Falava da minha experiência pessoal. Quando tinha 17 anos, resolvi vestir hijab. Era começo dos anos 90. Realmente, senti que o que eu estava fazendo era tornar minha aparência física mais privativa. E, ao fazer isso, estava me apropriando dela. Basicamente, tirando minha aparência física do jogo, numa discussão profissional, posso estar lá com minha mente, coração e intelecto. E todas essas coisas (gesticula ao redor da cabeça e do corpo) ficam de lado, no meu controle pessoal. Mas, primeiramente, é um ato de devoção religiosa. Muçulmanos acreditam que homens e mulheres devem tornar privados aspectos de sua beleza física. As pessoas creem que seja só com mulheres, mas é assim com homens também. Acontece que cabelos e barbas não são considerados um ornamento de beleza masculino. As mulheres gastam muito mais tempo, dinheiro e energia com seus cabelos, é parte de sua beleza, e tudo bem, não precisa brigar. Então a gente cobre.

Como muda a relação de gêneros nos dois mundos?
Em alguns casos, vejo que os muçulmanos precisam mudar, que têm que evoluir em assuntos que já foram resolvidos em sociedades ocidentais como os Estados Unidos. Em outros, sinto que a sociedade muçulmana acertou melhor que o Ocidente. Acho que a objetificação da mulher é um problema por aqui, e no mundo muçulmano há menos disso. No Oriente Médio também há muitas mulheres indo para escolas de medicina e engenharia, e aqui elas ainda são minoria. Ao mesmo tempo, acho absurda a ideia de que assédio sexual é culpa da mulher. Nos Estados Unidos isso até é uma questão, mas no Egito, onde eu nasci, é um problema gigante.

Como explica o fenômeno do Estado Islâmico e sua ligação com a religião?
Grupos como o Estado Islâmico existiriam mesmo que o islamismo não existisse, porque são produtos de uma realidade sociopolítica complexa.

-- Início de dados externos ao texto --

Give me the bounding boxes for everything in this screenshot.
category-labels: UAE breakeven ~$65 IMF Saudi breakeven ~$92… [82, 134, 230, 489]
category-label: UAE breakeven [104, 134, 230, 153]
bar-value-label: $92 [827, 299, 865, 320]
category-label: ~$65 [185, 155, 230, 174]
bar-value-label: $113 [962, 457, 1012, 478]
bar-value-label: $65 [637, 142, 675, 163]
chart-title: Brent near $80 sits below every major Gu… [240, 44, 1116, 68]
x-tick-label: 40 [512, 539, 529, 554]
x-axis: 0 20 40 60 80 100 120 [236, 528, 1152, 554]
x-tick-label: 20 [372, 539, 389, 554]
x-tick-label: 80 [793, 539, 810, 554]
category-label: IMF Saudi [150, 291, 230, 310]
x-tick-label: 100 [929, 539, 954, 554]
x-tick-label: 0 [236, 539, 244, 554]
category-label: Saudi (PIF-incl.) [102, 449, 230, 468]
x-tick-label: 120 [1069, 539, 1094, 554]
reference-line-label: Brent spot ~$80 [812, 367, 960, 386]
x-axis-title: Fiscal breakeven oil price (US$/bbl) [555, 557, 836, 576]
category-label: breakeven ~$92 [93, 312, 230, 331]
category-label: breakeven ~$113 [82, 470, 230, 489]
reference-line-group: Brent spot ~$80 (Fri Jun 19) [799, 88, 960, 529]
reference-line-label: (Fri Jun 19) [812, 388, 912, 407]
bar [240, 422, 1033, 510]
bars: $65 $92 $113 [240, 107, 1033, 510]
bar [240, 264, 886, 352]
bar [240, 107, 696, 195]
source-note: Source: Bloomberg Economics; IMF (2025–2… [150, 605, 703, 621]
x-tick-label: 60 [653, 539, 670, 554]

A religião é apenas a língua do momento. Terroristas dos anos 60 não usavam religião para recrutar pessoas na mesma região e da mesma etnicidade. Eles usavam o radicalismo do nacionalismo árabe. Atribuir o contexto como causa é errar o diagnóstico do problema.

Por que então mudaram de nacionalismo para religião?
A resposta é que o nacionalismo árabe fracassou, não funcionou depois de tantas derrotas para Israel. O que temos sobrando então? Bem, somos muçulmanos, então essa será a nossa moeda agora. Qualquer força mobilizadora no Oriente Médio usa a religião. Ouvimos apenas sobre violência, mas campanhas de literatura são muitas, e todas usam a religião. Campanha para acabar com circuncisão feminina? Só o Islã pode colocar um fim. Campanhas ambientais também. Havia uma para salvar um recife de coral no Mar Morto e o slogan era algo como “Deus espera que você cuide da natureza”. Então, quando você vê o Estado Islâmico usando a religião, é porque é algo que todo mundo faz, para qualquer causa.